Wenn die Lehrer sie wieder rausrücken

  1. Thema

Neues Thema Ansicht wechseln


  1. Wenn die Lehrer sie wieder rausrücken

    Autor: /mecki78 21.03.18 - 21:06

    Denn bislang wurden ja SmartPhones von den Lehrern einkassiert, wenn Schüler sie im Unterricht genutzt haben und jetzt fordert ausgerechnet das Bildungsministerium genau das zu tun.

    /Mecki

  2. Re: Wenn die Lehrer sie wieder rausrücken

    Autor: xxsblack 21.03.18 - 21:45

    Dann gibt es sowas wie damals bei mir im Informatikunterricht. Ne App (bei uns damals Programm für die PCs), dass der Lehrer jedes Smartphone überwachen kann und sobald da jemand etwas anderes macht, wird entweder das Smartphone des abgelenkten Schülers gesperrt oder am besten, gleich der ganzen Klasse, bis es heißt, nun dürft ihr recherchieren, und die 3/4. Klasse macht dennoch nicht was sie soll.
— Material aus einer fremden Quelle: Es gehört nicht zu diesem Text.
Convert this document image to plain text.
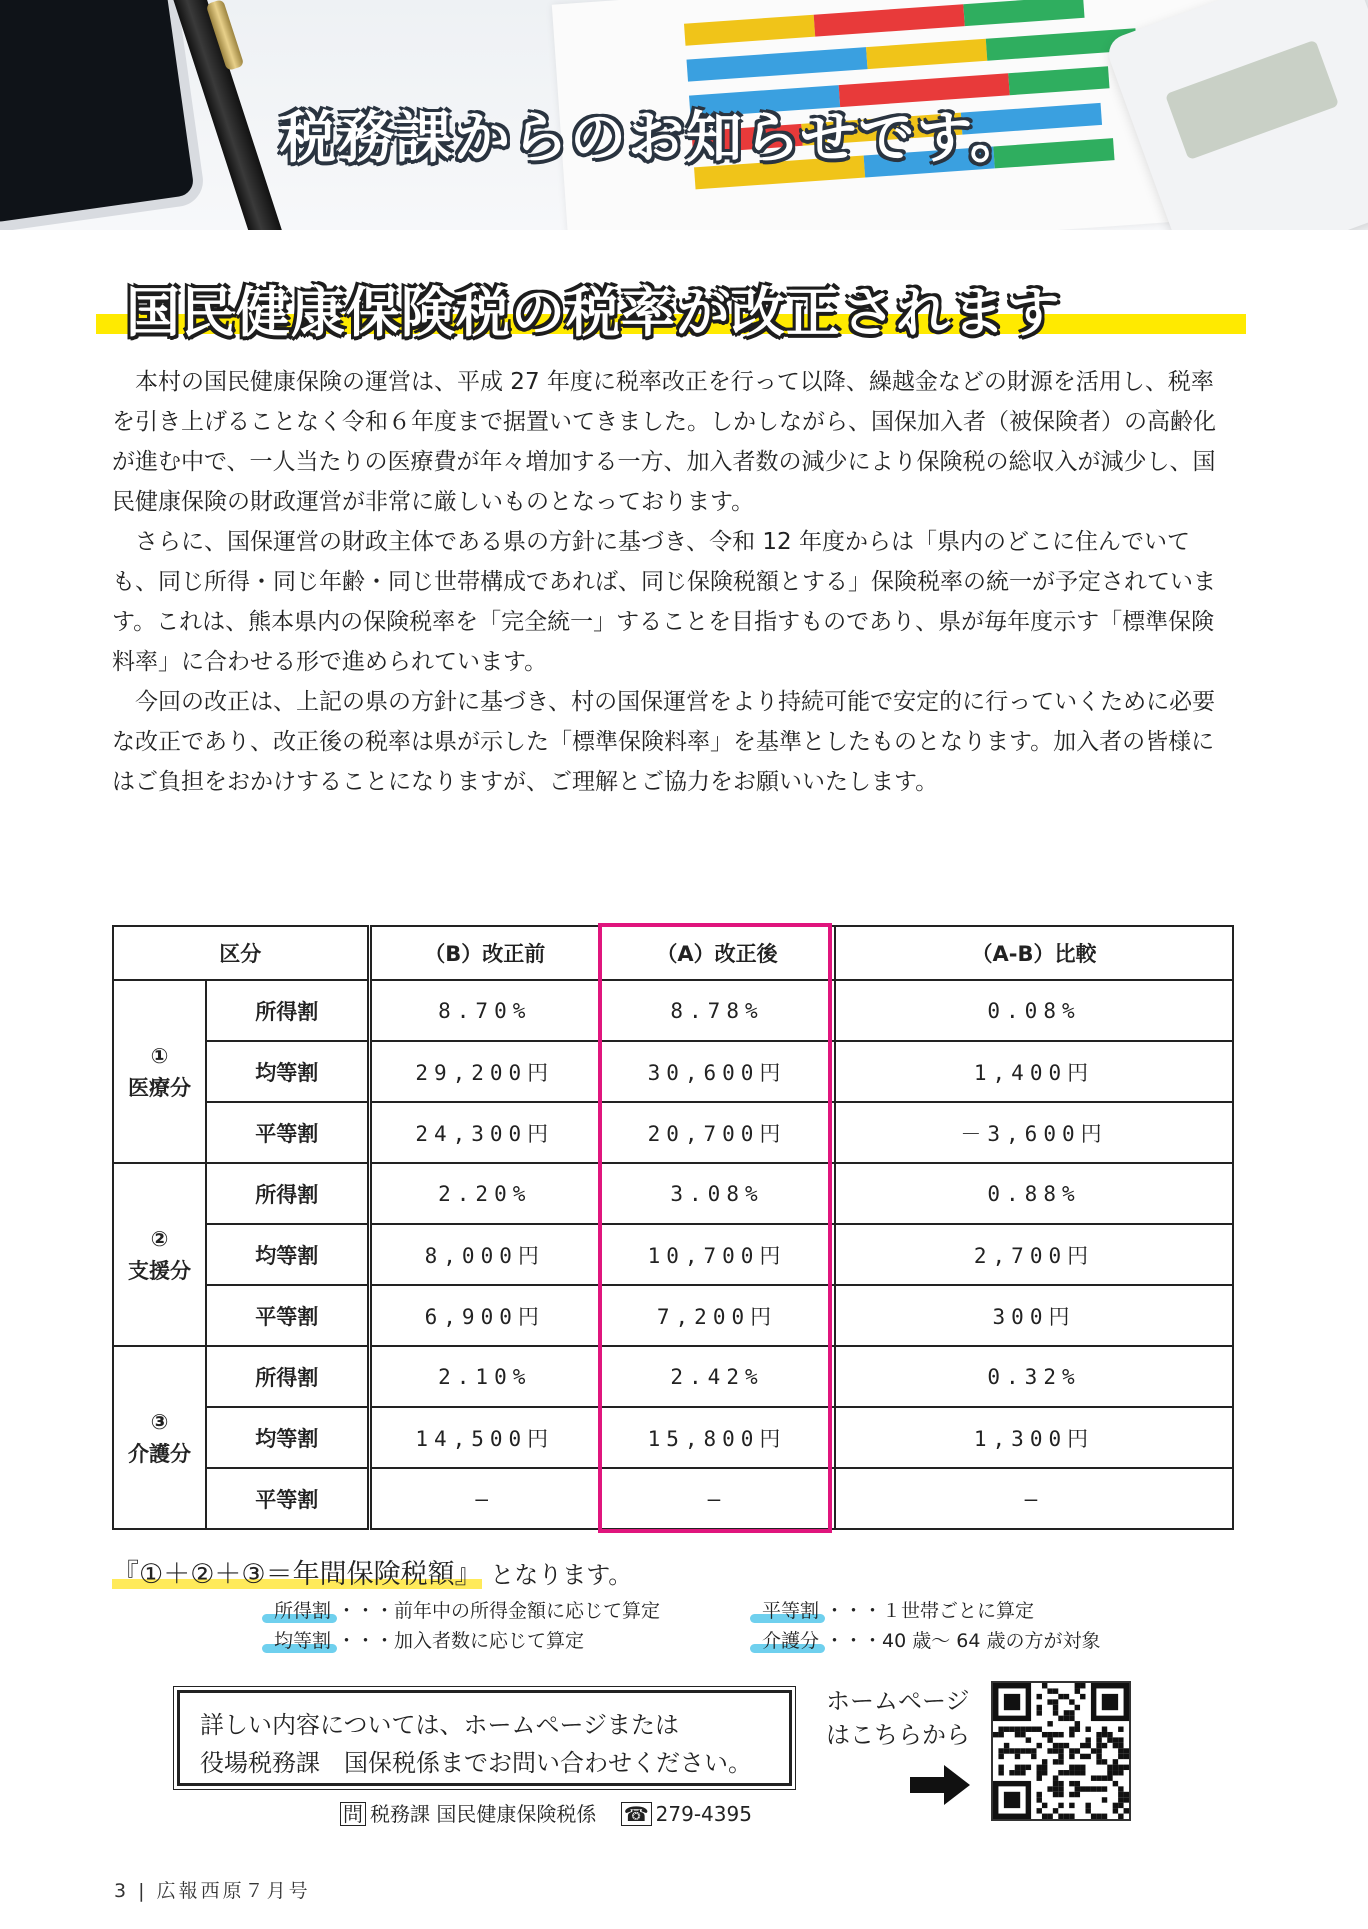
税務課からのお知らせです。
国民健康保険税の税率が改正されます

本村の国民健康保険の運営は、平成 27 年度に税率改正を行って以降、繰越金などの財源を活用し、税率を引き上げることなく令和６年度まで据置いてきました。しかしながら、国保加入者（被保険者）の高齢化が進む中で、一人当たりの医療費が年々増加する一方、加入者数の減少により保険税の総収入が減少し、国民健康保険の財政運営が非常に厳しいものとなっております。

さらに、国保運営の財政主体である県の方針に基づき、令和 12 年度からは「県内のどこに住んでいても、同じ所得・同じ年齢・同じ世帯構成であれば、同じ保険税額とする」保険税率の統一が予定されています。これは、熊本県内の保険税率を「完全統一」することを目指すものであり、県が毎年度示す「標準保険料率」に合わせる形で進められています。

今回の改正は、上記の県の方針に基づき、村の国保運営をより持続可能で安定的に行っていくために必要な改正であり、改正後の税率は県が示した「標準保険料率」を基準としたものとなります。加入者の皆様にはご負担をおかけすることになりますが、ご理解とご協力をお願いいたします。

区分		（B）改正前	（A）改正後	（A-B）比較
①
医療分	所得割	8.70%	8.78%	0.08%
	均等割	29,200円	30,600円	1,400円
	平等割	24,300円	20,700円	－3,600円
②
支援分	所得割	2.20%	3.08%	0.88%
	均等割	8,000円	10,700円	2,700円
	平等割	6,900円	7,200円	300円
③
介護分	所得割	2.10%	2.42%	0.32%
	均等割	14,500円	15,800円	1,300円
	平等割	—	—	—
『①＋②＋③＝年間保険税額』 となります。
所得割 ・・・前年中の所得金額に応じて算定
均等割 ・・・加入者数に応じて算定
平等割 ・・・１世帯ごとに算定
介護分 ・・・40 歳～ 64 歳の方が対象
詳しい内容については、ホームページまたは
役場税務課　国保税係までお問い合わせください。
ホームページ
はこちらから
問 税務課 国民健康保険税係 ☎ 279-4395
3 | 広報西原７月号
    1 mal bearbeitet, zuletzt am 21.03.18 21:48 durch xxsblack.

  3. Re: Wenn die Lehrer sie wieder rausrücken

    Autor: divStar 22.03.18 - 07:04

    @xxsblack: und da fangen die Probleme erst richtig an, sofern es die Smartphones der Kinder/Jugendlichen selbst sind. So eine App ("Master-Control" hatten wir glaube ich auch auf den Rechnern) ist sehr heikel wenn es um Datenschutz geht, denn das sind ja keine dedizierten Geräte der Schule, sondern jene der Schüler selbst.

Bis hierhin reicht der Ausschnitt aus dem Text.